Abends machte ich mich extra schick, nachdem er mich dazu überredet hatte, dass wir essen gingen. Da er den ganzen Tag nicht aufgebauscht hatte, willigte ich ein. Auf dem kurzen Weg vom Auto zum Restaurant griff er wie selbstverständlich meine Hand. Die niemals schlummernden Schmetterlinge in mir befanden sich direkt im Rush Hour Zustand. Dieser Geburtstag war vollkommen nach meinem Geschmack, spätes Frühstück, frei und kuscheln mit ihm. Der Tag war ruhig, ungezwungen und liebevoll. Marco führte mich durch das angesagte Restaurant, bis wir an einem kleinen Tisch ankamen, an dem Jenny, Schmelle und Mats, seine Frau, Julian und sogar mein Bruder bereits auf uns warteten. Er war schön geschmückt, es stand ein toller Blumenstrauß auf ihm.

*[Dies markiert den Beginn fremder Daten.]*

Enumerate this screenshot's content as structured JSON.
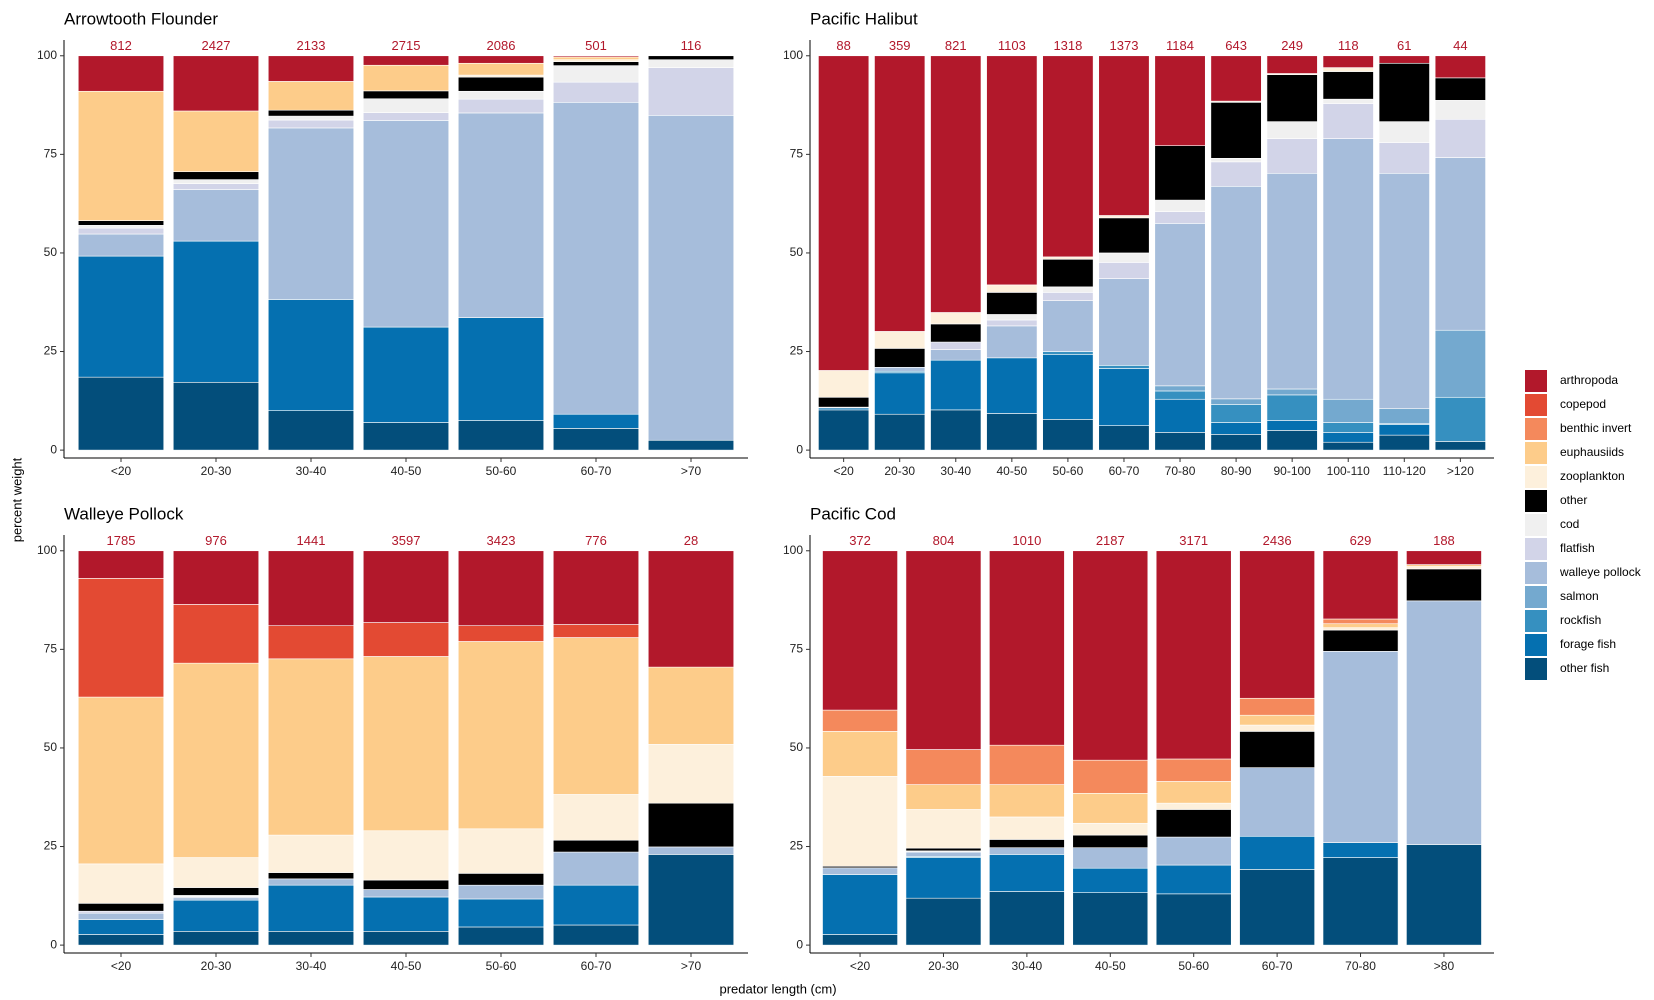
{
  "chart_data": {
    "type": "bar",
    "stacked": true,
    "xlabel": "predator length (cm)",
    "ylabel": "percent weight",
    "ylim": [
      -2,
      104
    ],
    "yticks": [
      0,
      25,
      50,
      75,
      100
    ],
    "panels": [
      {
        "title": "Arrowtooth Flounder",
        "categories": [
          "<20",
          "20-30",
          "30-40",
          "40-50",
          "50-60",
          "60-70",
          ">70"
        ],
        "sample_sizes": [
          812,
          2427,
          2133,
          2715,
          2086,
          501,
          116
        ]
      },
      {
        "title": "Pacific Halibut",
        "categories": [
          "<20",
          "20-30",
          "30-40",
          "40-50",
          "50-60",
          "60-70",
          "70-80",
          "80-90",
          "90-100",
          "100-110",
          "110-120",
          ">120"
        ],
        "sample_sizes": [
          88,
          359,
          821,
          1103,
          1318,
          1373,
          1184,
          643,
          249,
          118,
          61,
          44
        ]
      },
      {
        "title": "Walleye Pollock",
        "categories": [
          "<20",
          "20-30",
          "30-40",
          "40-50",
          "50-60",
          "60-70",
          ">70"
        ],
        "sample_sizes": [
          1785,
          976,
          1441,
          3597,
          3423,
          776,
          28
        ]
      },
      {
        "title": "Pacific Cod",
        "categories": [
          "<20",
          "20-30",
          "30-40",
          "40-50",
          "50-60",
          "60-70",
          "70-80",
          ">80"
        ],
        "sample_sizes": [
          372,
          804,
          1010,
          2187,
          3171,
          2436,
          629,
          188
        ]
      }
    ],
    "series": [
      {
        "name": "arthropoda",
        "color": "#b2182b",
        "values": [
          [
            9,
            14,
            6.5,
            2.4,
            1.9,
            0.3,
            0
          ],
          [
            79.8,
            69.9,
            65.1,
            58.1,
            51,
            40.5,
            22.8,
            11.5,
            4.5,
            3,
            1.9,
            5.6
          ],
          [
            7,
            13.6,
            19,
            18.2,
            19,
            18.7,
            29.5
          ],
          [
            40.4,
            50.4,
            49.3,
            53.1,
            52.8,
            37.4,
            17.3,
            3.5
          ]
        ]
      },
      {
        "name": "copepod",
        "color": "#e34a33",
        "values": [
          [
            0,
            0,
            0,
            0,
            0,
            0,
            0
          ],
          [
            0,
            0,
            0,
            0,
            0,
            0,
            0,
            0,
            0,
            0,
            0,
            0
          ],
          [
            30.1,
            14.9,
            8.4,
            8.6,
            4,
            3.3,
            0
          ],
          [
            0,
            0,
            0,
            0,
            0,
            0,
            0,
            0
          ]
        ]
      },
      {
        "name": "benthic invert",
        "color": "#f4895c",
        "values": [
          [
            0,
            0,
            0,
            0,
            0,
            0,
            0
          ],
          [
            0,
            0,
            0,
            0,
            0,
            0,
            0,
            0,
            0,
            0,
            0,
            0
          ],
          [
            0,
            0,
            0,
            0,
            0,
            0,
            0
          ],
          [
            5.4,
            8.9,
            10,
            8.4,
            5.7,
            4.3,
            1.2,
            0
          ]
        ]
      },
      {
        "name": "euphausiids",
        "color": "#fdcc8a",
        "values": [
          [
            32.8,
            15.4,
            7.3,
            6.5,
            3,
            0.7,
            0
          ],
          [
            0,
            0,
            0,
            0,
            0,
            0,
            0,
            0,
            0,
            0,
            0,
            0
          ],
          [
            42.3,
            49.3,
            44.7,
            44.2,
            47.5,
            39.8,
            19.6
          ],
          [
            11.4,
            6.3,
            8.2,
            7.6,
            5.5,
            2.5,
            1,
            0.5
          ]
        ]
      },
      {
        "name": "zooplankton",
        "color": "#fdf0dc",
        "values": [
          [
            0,
            0,
            0,
            0,
            0.5,
            0.5,
            0
          ],
          [
            6.8,
            4.3,
            2.9,
            1.9,
            0.6,
            0.6,
            0,
            0.3,
            0.3,
            1,
            0,
            0
          ],
          [
            10,
            7.6,
            9.5,
            12.5,
            11.3,
            11.6,
            14.9
          ],
          [
            22.8,
            9.8,
            5.7,
            3,
            1.6,
            1.6,
            0.6,
            0.6
          ]
        ]
      },
      {
        "name": "other",
        "color": "#000000",
        "values": [
          [
            1.2,
            2,
            1.5,
            2,
            3.6,
            1,
            1
          ],
          [
            2.5,
            4.8,
            4.6,
            5.6,
            7,
            8.9,
            13.8,
            14.2,
            11.9,
            7,
            14.8,
            5.7
          ],
          [
            2,
            2,
            1.6,
            2.4,
            3,
            3,
            11.1
          ],
          [
            0.4,
            0.7,
            2.1,
            3.2,
            7,
            9.2,
            5.4,
            8.1
          ]
        ]
      },
      {
        "name": "cod",
        "color": "#f0f0f0",
        "values": [
          [
            0.7,
            1,
            1,
            3.5,
            2,
            4.2,
            2
          ],
          [
            0.2,
            0,
            0,
            1.4,
            1.4,
            2.4,
            2.9,
            0.9,
            4.3,
            1.1,
            5.3,
            4.8
          ],
          [
            0,
            0.3,
            0,
            0,
            0,
            0,
            0
          ],
          [
            0,
            0.3,
            0,
            0,
            0,
            0,
            0,
            0
          ]
        ]
      },
      {
        "name": "flatfish",
        "color": "#d2d4e8",
        "values": [
          [
            1.5,
            1.5,
            2,
            2,
            3.5,
            5.1,
            12.1
          ],
          [
            0,
            0,
            1.9,
            1.5,
            2.1,
            4.1,
            3,
            6.2,
            8.8,
            8.9,
            7.8,
            9.7
          ],
          [
            0.5,
            0.3,
            0,
            0,
            0,
            0,
            0
          ],
          [
            0,
            0,
            0,
            0,
            0,
            0,
            0,
            0
          ]
        ]
      },
      {
        "name": "walleye pollock",
        "color": "#a6bddb",
        "values": [
          [
            5.6,
            13.1,
            43.5,
            52.4,
            51.9,
            79.1,
            82.4
          ],
          [
            0,
            1,
            2.7,
            8.1,
            12.9,
            22,
            41.2,
            53.9,
            54.7,
            66.1,
            59.7,
            43.8
          ],
          [
            1.6,
            0.6,
            1.6,
            1.9,
            3.5,
            8.4,
            1.9
          ],
          [
            1.7,
            1.1,
            1.7,
            5.2,
            7.1,
            17.4,
            48.5,
            61.8
          ]
        ]
      },
      {
        "name": "salmon",
        "color": "#74a9cf",
        "values": [
          [
            0,
            0,
            0,
            0,
            0,
            0,
            0
          ],
          [
            0,
            0,
            0,
            0,
            0,
            0,
            1.3,
            1.4,
            1.5,
            5.9,
            3.8,
            17
          ],
          [
            0,
            0,
            0,
            0,
            0,
            0,
            0
          ],
          [
            0,
            0,
            0,
            0,
            0,
            0,
            0,
            0
          ]
        ]
      },
      {
        "name": "rockfish",
        "color": "#3690c0",
        "values": [
          [
            0,
            0,
            0,
            0,
            0,
            0,
            0
          ],
          [
            0,
            0.4,
            0,
            0,
            0.8,
            0.8,
            2.1,
            4.6,
            6.5,
            2.5,
            0.2,
            11.2
          ],
          [
            0,
            0,
            0,
            0,
            0,
            0,
            0
          ],
          [
            0,
            0.3,
            0,
            0,
            0,
            0,
            0,
            0
          ]
        ]
      },
      {
        "name": "forage fish",
        "color": "#0570b0",
        "values": [
          [
            30.7,
            35.8,
            28.2,
            24.2,
            26.1,
            3.6,
            0
          ],
          [
            0.5,
            10.5,
            12.6,
            14.1,
            16.4,
            14.5,
            8.4,
            3,
            2.5,
            2.5,
            2.7,
            0
          ],
          [
            3.8,
            7.9,
            11.7,
            8.7,
            7.1,
            10.1,
            0
          ],
          [
            15.2,
            10.3,
            9.4,
            6.2,
            7.3,
            8.4,
            3.8,
            0
          ]
        ]
      },
      {
        "name": "other fish",
        "color": "#034e7b",
        "values": [
          [
            18.5,
            17.2,
            10,
            7,
            7.5,
            5.5,
            2.5
          ],
          [
            10.2,
            9.1,
            10.2,
            9.3,
            7.8,
            6.2,
            4.5,
            4,
            5,
            2,
            3.8,
            2.2
          ],
          [
            2.7,
            3.5,
            3.5,
            3.5,
            4.6,
            5.1,
            23
          ],
          [
            2.7,
            11.9,
            13.6,
            13.3,
            13,
            19.2,
            22.2,
            25.5
          ]
        ]
      }
    ]
  }
}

Neben dem Tisch befanden sich zwei Heliumballons, die eine dreißig bildeten. „Happy Birthday Maus!" lachte Jenny ausgelassen und zog mich in ihre Arme. „Die Ballons waren meine Idee, schließlich muss man dich gebürtig im Ü30 Club aufnehmen." zwinkerte Marcel frech, nachdem er mich umarmte. Ich schüttelte amüsiert meinen Kopf. Lennard nickte mir zu und wünschte mir ebenfalls distanziert alles Gute. Es war in Ordnung, wenigstens war er da. Nachdem wir uns setzten strahlte ich Marco glücklich an und konnte nicht anders, als meine Hände auf seine Wangen zu legen und ihn liebevoll zu küssen: „Danke!" wisperte ich. Er zwinkerte mir zu. Einen Tag ohne Streit oder Stress, aber dafür mit guten Freunden. Irgendwie waren besonders Marco, Jenny und Marcel zusätzlich zu meinem Bruder wie eine eigene Familie für mich geworden. Genau das und gutes Essen hatte ich gebraucht.
Wer brauchte da schon eine Mutter, die sogar den Geburtstag ihres Kindes vergaß?